Lois Mitchell recently completed her term as Lieutenant Governor of Alberta (2015-20). Their son, Scott, is the managing partner/CEO of Hamilton Sports Group Partnership, which owns and operates the Ticats and Forge FC of the Canadian Premier League.
Mitchell is a member of the Alberta Sports Hall of Fame and Canada’s Sports Hall of Fame. He has also been named to the Alberta Order of Excellence and Order of Canada.
Mitchell was named for induction into the Canadian Football Hall of Fame in 2021 as a builder. Also in that class were former Montreal Alouettes head coach Marv Levy (in builder category) and former players Will Johnson and Mike Walker (defensive linemen), Nik Lewis (receiver) and Orlondo Steinauer and Don Wilson (both defensive backs).
The 2020 and ‘21 classes were enshrined together last month in Hamilton, a delay created by the COVID-19 pandemic.
“When he was welcomed into the Canadian Football Hall of Fame just last month, he and I spoke about the topics dearest to him: family and football,” Ambrosie said. “It was my honour and privilege to join in the occasion, and for us to recognize all that he has done for our league, and what he will always mean to our sport.
“We also spoke of building – of doing more and being better. We spoke of how our league can grow. Doug contributed mightily to our foundation. He would expect us to do all we can to build upon it.”
Ambrosie also reflected upon Mitchell’s accomplishments during his time as CFL commissioner.
“As the sixth commissioner of our league from 1984 to 1988, and also as a former member of the CFL’s board of governors and a driving force behind the Calgary Stampeders, he was known for his tremendous leadership and determination,” Ambrosie said. “But like so many Canadian football fans, I will remember Doug most for his love of the game.

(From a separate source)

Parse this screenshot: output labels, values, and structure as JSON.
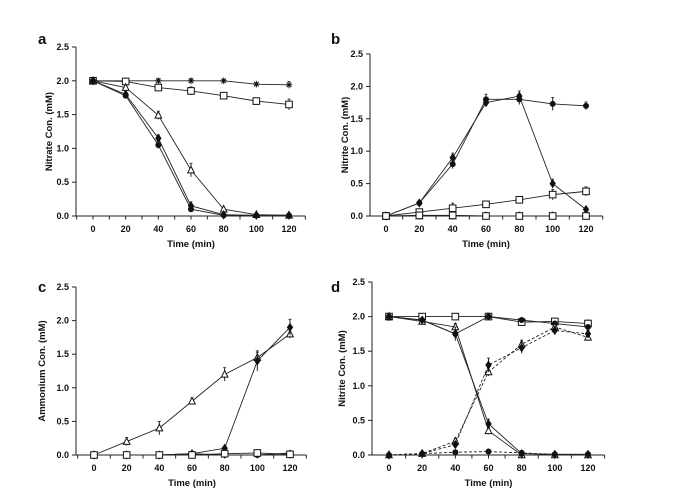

“When I think of his stewardship of the league or seeing the U SPORTS Athlete of the Year Award presented in his honour or watching some of our country’s best young players hoist the Mitchell Bowl, I’m uplifted by how many lives he touched through sport.”
Added the B.C. Lions: “Yesterday we lost a long-serving member of the Canadian Football League. The BC Lions Football club shares our condolences with Doug’s wife Lois and the entire Mitchell family, including his son Scott, the President of the Hamilton Tiger-Cats Football Club.”

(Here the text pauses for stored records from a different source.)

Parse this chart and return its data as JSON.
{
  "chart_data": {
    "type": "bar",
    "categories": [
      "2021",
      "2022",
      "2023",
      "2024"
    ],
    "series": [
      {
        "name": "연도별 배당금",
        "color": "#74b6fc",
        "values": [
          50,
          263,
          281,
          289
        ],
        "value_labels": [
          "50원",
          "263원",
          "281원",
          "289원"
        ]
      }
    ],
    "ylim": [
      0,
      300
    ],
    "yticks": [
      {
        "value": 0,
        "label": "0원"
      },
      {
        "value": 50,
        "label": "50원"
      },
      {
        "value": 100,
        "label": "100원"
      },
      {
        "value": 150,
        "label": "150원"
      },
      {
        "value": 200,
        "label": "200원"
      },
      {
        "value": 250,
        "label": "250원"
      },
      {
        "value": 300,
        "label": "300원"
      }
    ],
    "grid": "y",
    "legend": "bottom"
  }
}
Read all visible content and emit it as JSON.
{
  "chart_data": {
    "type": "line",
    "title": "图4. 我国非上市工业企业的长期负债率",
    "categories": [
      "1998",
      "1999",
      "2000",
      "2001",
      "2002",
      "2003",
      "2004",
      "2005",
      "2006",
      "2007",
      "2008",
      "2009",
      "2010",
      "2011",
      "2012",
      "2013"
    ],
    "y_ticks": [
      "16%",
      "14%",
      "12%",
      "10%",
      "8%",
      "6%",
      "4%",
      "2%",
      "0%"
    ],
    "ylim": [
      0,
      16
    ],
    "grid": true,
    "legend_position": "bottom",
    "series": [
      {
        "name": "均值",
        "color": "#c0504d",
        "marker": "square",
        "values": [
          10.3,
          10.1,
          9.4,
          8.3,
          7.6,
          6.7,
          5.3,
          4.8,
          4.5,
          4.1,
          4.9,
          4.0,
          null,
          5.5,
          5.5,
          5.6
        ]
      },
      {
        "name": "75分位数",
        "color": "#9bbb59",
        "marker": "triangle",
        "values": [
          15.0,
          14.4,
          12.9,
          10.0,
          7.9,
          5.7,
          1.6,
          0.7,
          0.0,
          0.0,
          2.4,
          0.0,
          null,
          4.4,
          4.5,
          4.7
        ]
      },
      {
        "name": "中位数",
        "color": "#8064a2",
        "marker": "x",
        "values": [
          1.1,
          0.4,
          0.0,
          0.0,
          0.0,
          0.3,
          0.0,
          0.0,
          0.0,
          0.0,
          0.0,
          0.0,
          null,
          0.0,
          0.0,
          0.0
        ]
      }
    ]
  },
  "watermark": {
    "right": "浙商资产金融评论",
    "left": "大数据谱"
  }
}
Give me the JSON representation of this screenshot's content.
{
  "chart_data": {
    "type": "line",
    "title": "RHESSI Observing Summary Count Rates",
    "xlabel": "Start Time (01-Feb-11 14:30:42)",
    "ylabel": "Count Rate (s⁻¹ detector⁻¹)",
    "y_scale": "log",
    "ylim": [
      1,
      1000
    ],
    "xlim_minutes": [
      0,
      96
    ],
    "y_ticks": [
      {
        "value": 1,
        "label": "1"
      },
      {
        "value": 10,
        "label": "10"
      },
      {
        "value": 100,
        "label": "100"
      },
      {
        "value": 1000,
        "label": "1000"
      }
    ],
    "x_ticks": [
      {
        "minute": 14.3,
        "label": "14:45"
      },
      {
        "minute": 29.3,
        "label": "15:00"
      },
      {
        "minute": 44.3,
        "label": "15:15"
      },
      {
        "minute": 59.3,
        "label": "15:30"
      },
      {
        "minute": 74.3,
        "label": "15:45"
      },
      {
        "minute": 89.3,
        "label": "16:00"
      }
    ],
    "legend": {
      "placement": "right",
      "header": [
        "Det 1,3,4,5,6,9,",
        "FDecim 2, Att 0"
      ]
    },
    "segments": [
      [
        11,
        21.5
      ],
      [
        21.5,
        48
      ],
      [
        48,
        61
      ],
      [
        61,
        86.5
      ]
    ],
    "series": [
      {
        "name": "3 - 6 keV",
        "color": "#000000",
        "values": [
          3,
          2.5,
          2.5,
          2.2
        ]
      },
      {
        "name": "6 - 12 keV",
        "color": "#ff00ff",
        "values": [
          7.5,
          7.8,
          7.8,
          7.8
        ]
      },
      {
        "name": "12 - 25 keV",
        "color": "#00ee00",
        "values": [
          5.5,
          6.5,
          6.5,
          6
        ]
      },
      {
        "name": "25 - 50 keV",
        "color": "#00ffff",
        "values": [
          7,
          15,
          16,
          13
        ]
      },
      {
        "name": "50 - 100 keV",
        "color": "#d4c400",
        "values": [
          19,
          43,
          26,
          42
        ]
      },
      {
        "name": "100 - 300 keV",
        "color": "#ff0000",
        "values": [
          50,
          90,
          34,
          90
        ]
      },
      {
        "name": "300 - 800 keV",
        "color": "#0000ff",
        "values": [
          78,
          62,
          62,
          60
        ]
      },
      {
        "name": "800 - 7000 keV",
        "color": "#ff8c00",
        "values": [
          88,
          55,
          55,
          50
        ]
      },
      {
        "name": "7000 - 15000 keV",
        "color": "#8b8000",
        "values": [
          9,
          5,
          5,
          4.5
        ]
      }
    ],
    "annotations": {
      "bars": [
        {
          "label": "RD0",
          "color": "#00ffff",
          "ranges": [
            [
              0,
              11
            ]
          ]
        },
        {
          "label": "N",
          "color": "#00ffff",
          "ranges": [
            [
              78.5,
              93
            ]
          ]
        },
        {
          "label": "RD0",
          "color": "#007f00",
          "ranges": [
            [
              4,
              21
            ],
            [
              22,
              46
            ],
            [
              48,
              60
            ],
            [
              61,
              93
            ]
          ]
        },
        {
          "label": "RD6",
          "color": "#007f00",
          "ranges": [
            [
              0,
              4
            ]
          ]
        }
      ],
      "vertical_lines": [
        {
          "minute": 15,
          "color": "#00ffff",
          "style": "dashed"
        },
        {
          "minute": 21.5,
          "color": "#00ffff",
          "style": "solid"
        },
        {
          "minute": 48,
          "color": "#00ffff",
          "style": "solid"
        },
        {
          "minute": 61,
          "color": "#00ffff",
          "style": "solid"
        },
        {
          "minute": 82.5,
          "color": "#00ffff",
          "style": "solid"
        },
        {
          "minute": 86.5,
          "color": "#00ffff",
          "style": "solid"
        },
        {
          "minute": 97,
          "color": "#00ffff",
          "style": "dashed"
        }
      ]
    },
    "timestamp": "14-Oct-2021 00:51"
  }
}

Mitchell was also named Sportsman of the Year in 2007 by the Calgary Booster Club, and three years later was listed by the Globe and Mail as one of the Power 50 of Canadian sports.
Mitchell served as a member of the National Hockey League board of governors from 1980-84 and was also chairman of the ‘05 Winter Goodwill Games.
He began his legal career with the firm of Howard, Mackie, specializing in corporate and commercial law. When the firm merged to become Borden Ladner Gervais, Mitchell served as national co-chair.
And sport wasn’t Mitchell’s only passion. He also served with a wide range of organizations outside of the athletic arena, including chairman of the Southern Alberta Institute of Technology, United Way of Calgary, the Campbell McLaurin Foundation for the Hearing Handicapped, Theatre Calgary and the Calgary Zoo, to name but a few.
In 2004, Mitchell was named one of the most influential Albertans in the province’s first 100 years. That same year, he became a member of the Order of Canada.
Mitchell is survived by his wife, Lois, and children Shelley, Steven, Sue Ann and Scott.
Funeral arrangements were not immediately available.